Rischi del Mercosur – Greenpeace riprende ad attaccare l’accordo Ue-Mercosur, siglato lo scorso dicembre dalla Commissione e da alcuni Stati latinoamericani, tra cui Brasile ed Argentina. Secondo nuove stime dell’istituto di ricerca olandese Profundo colossi come l’azienda brasiliana JBS – primo produttore mondiale di carne – otterrebbero profitti netti fino a 1,2 miliardi di euro entro il 2040 grazie a dazi ridotti e maggiori esportazioni. L’intesa, la cui ratifica è in discussione a settembre 2025, favorirebbe la deforestazione in Amazzonia e nella provincia del Chaco in Argentina, metterebbe a rischio piccoli agricoltori europei e importerebbe standard sanitari più deboli, con uso di ormoni vietati. La richiesta di rinvio e l’ammorbidimento del regolamento sulla deforestazione, come supportato dell’Italia, andrebbe ad aggravare le conseguenze negative dell’accordo.

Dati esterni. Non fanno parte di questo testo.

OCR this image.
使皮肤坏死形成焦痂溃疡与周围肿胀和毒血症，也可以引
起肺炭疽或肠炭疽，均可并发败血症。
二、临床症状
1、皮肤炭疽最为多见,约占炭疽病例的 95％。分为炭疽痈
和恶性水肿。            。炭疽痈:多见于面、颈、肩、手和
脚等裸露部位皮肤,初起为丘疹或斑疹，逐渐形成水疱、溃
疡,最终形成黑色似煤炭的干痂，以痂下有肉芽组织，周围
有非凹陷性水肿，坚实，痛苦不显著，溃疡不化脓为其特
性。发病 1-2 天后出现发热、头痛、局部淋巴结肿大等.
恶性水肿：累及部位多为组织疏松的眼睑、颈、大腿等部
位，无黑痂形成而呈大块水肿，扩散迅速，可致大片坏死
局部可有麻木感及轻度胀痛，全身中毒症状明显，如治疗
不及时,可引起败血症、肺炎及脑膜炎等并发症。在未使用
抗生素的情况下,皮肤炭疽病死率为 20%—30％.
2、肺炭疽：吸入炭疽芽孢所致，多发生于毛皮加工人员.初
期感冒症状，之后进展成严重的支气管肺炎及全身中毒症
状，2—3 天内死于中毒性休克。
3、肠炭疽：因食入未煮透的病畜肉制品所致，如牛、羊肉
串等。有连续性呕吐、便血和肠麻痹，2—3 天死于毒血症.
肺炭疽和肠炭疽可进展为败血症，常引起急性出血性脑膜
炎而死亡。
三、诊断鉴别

Emissioni in calo – Secondo la Commissione, i piani nazionali di ripresa energetica porteranno a una riduzione del 54% delle emissioni del blocco Ue entro il 2030 (quasi al target 55% sul 1990). Tuttavia, settori come trasporti, edifici, agricoltura e rifiuti dovranno ridurre le emissioni del 38% sul 2005, appena sotto l’obiettivo del 40%. La sfida ora è tradurre le proiezioni in azioni concrete e mobilitare risorse pubbliche e private.

L’agenda agricola a Bruxelles e dintorni

3 giugno, Bruxelles – Parte il primo dialogo sull’attuazione della Pac 2023-2027, condotto da Christophe Hansen, con agricoltori e altri beneficiari della politica agricola comune. Il dialogo toccherà diversi settori quali: il sostegno al reddito, compreso quello al ricambio generazionale, i pagamenti a favore di chi si impegna per l’ambiente e il clima ed esplorerà il potenziale di semplificazione nell’attuazione.

7 – 15 giugno, Santarém (Portogallo) –  Uno stand dell’Ue sarà presente a Feira Nacional da Agricultura: iniziative e prodotti agroalimentari per promuovere l’agricoltura competitiva, equa e sostenibile.